21 Luglio 2012

Mouse on Mars a Marina Julia per Ondelab: ballare in spiaggia strafatti di Autan

Il pubblico dei concerti è indecifrabile o forse, ipotesi che vi inviterei a non escludere, io non capisco niente di musica. I ragazzi di Dobialab, nonostante una miseria di fondi, hanno imbastito quella che potenzialmente era una delle date più interessanti di quest’estate nella nostra remota periferia del mondo, stretta fra rassegne di bande militari e date da 40.000 persone (e 70 cucuzze pro capite), e sotto il palco ci siamo trovati in poco più di cento. I soliti cento, mi verrebbe da aggiungere. Anche la location era una di quelle cose inedite, anomale, fighissime che ogni tanto saltano fuori dal nulla e ti cambiano le prospettive. Un palco enorme (persino sovradimensionato per la circostanza, ma il lunedì successivo suonavano i Subsonica), montato sulla spiaggia di Marina Julia, le luci del golfo sullo sfondo, la sabbietta sotto i piedi. Roba per pochi, evidentemente. Arriviamo prestissimo e per prima cosa imbastiamo con l’organizzazione un losco traffico di sostanze chimiche (Autan), impazza ancora il soundcheck per cui decidiamo di ripiegare sulla rutilante vita notturna di Marina Julia. Piccola nota a margine, questa non è un informazione commerciale bensì antropologica: andate a prendervi un chinotto al bar Sans Souci. Mi ringrazierete.
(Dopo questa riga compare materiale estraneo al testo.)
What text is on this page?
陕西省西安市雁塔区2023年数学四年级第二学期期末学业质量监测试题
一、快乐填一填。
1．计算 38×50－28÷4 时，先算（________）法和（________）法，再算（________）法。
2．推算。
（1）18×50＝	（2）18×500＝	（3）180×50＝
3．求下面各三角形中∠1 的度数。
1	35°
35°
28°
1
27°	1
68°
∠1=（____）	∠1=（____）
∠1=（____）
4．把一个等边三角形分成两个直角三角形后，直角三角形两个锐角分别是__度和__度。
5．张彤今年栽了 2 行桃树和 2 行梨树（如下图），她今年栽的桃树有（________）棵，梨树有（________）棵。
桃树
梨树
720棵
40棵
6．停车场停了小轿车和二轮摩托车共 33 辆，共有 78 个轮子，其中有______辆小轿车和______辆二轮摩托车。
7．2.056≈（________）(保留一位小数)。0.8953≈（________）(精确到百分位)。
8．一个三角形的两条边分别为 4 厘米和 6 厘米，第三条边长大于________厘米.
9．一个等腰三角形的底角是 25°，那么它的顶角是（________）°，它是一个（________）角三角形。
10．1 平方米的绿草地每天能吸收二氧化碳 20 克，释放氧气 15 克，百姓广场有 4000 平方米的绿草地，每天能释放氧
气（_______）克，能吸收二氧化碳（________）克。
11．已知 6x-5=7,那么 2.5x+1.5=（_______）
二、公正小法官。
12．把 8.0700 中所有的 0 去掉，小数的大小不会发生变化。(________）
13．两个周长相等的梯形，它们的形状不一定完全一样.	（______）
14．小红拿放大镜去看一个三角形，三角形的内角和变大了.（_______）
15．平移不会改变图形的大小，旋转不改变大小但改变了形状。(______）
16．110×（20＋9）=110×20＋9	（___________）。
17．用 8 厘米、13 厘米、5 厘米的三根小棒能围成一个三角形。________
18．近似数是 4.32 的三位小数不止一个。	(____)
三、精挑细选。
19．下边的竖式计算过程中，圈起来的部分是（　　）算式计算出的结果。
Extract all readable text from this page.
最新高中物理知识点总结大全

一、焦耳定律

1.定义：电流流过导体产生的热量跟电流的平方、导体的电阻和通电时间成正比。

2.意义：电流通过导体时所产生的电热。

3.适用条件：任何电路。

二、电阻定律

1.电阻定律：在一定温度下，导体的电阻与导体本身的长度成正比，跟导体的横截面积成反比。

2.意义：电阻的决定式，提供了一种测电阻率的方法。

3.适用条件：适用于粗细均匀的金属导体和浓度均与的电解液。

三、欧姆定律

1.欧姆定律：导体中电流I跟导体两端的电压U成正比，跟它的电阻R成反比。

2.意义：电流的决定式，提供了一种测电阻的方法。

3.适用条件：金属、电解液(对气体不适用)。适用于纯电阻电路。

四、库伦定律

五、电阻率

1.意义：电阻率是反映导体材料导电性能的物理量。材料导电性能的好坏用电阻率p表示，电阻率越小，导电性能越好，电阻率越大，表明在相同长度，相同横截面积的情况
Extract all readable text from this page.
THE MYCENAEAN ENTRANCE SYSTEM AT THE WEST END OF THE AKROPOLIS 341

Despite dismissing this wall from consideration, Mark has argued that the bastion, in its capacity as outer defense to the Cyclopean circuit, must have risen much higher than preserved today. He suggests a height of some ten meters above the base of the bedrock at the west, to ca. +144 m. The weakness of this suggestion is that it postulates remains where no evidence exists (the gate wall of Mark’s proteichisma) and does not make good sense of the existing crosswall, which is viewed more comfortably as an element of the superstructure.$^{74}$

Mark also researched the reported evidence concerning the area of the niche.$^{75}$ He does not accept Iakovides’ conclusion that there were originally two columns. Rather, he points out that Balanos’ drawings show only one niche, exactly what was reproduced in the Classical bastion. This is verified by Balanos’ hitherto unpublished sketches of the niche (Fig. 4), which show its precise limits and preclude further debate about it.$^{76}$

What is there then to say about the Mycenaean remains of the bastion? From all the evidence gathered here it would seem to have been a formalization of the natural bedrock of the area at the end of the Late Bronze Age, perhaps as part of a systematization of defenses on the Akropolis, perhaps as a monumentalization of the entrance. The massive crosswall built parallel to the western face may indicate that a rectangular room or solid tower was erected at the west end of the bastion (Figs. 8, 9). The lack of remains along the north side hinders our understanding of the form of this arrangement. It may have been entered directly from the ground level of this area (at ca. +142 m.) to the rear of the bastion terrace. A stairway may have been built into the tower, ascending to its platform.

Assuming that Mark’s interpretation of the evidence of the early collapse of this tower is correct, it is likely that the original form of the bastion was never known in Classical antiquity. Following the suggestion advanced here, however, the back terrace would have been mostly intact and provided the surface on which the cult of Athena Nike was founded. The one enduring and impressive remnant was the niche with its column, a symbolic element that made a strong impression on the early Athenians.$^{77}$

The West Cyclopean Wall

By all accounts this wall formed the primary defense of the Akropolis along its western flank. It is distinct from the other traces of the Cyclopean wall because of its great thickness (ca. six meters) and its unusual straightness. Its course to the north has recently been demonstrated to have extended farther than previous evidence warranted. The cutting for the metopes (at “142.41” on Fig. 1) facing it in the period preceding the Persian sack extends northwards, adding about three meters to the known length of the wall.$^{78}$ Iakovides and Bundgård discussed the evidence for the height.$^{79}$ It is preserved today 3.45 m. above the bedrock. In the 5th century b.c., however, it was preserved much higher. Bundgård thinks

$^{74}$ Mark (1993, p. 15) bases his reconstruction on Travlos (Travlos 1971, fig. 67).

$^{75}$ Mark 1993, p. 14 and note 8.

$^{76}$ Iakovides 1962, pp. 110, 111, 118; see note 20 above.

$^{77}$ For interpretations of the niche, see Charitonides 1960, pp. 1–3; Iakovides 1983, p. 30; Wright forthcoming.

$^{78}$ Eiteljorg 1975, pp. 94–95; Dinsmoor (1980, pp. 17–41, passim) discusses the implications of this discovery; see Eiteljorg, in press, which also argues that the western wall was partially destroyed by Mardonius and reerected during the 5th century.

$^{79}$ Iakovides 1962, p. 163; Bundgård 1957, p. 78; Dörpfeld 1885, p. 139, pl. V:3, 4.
Ritorniamo e hanno già attaccato Il moro e il quasi biondo, progetto che fa riferimento a quel mattacchione di Matteo Dainese che, in un caleidoscopio di percussioni e paperelle di gomma, ci accompagna verso un interessante set dub techno di un dj a me sconosciuto (hey ciao dj a me sconosciuto, sei bravo, hai messo Mikkel Metal, rispetto assoluto) mentre finiscono di allestire il palco per l’headliner della serata. Poi macchina del fumo a palla, bassline su onda quadra, effettoni potenti e inizia lo show.

La prima cosa che si nota è che la batteria è tanto indietro, troppo indietro. È un po’ il bello e il brutto di queste lineup miste elettroniche/acustiche, l’amalgama è davvero una cosa difficile da ottenere, quando funziona si entra nel dominio della figata ma quando la maionese impazzisce son dolori. Qui, va detto, la maionese non è mai impazzita ma il gusto di quel limone si sentiva davvero troppo poco. Un live set diviso in tre tempi ben definiti, quello dei topi su marte. La prima parte gioca su ritmi lenti, che tirano indietro, inframmezzati da volute di synth volutamente ostiche (e mi si scusi l’allitterazione). Il ritmo cresce in una progressione regolare fino ad una parte centrale più dritta e più piena, che infatti prende meglio il pubblico. Finale di nuovo più ostico, con ritmiche involute e giri indecifrabili. In definitiva un set centrato sul flusso, pensato per creare quell’onda sinusoidale di climax e anticlimax su cui si gioca la differenza fra un’esibizione di questo tipo e un concerto tradizionale.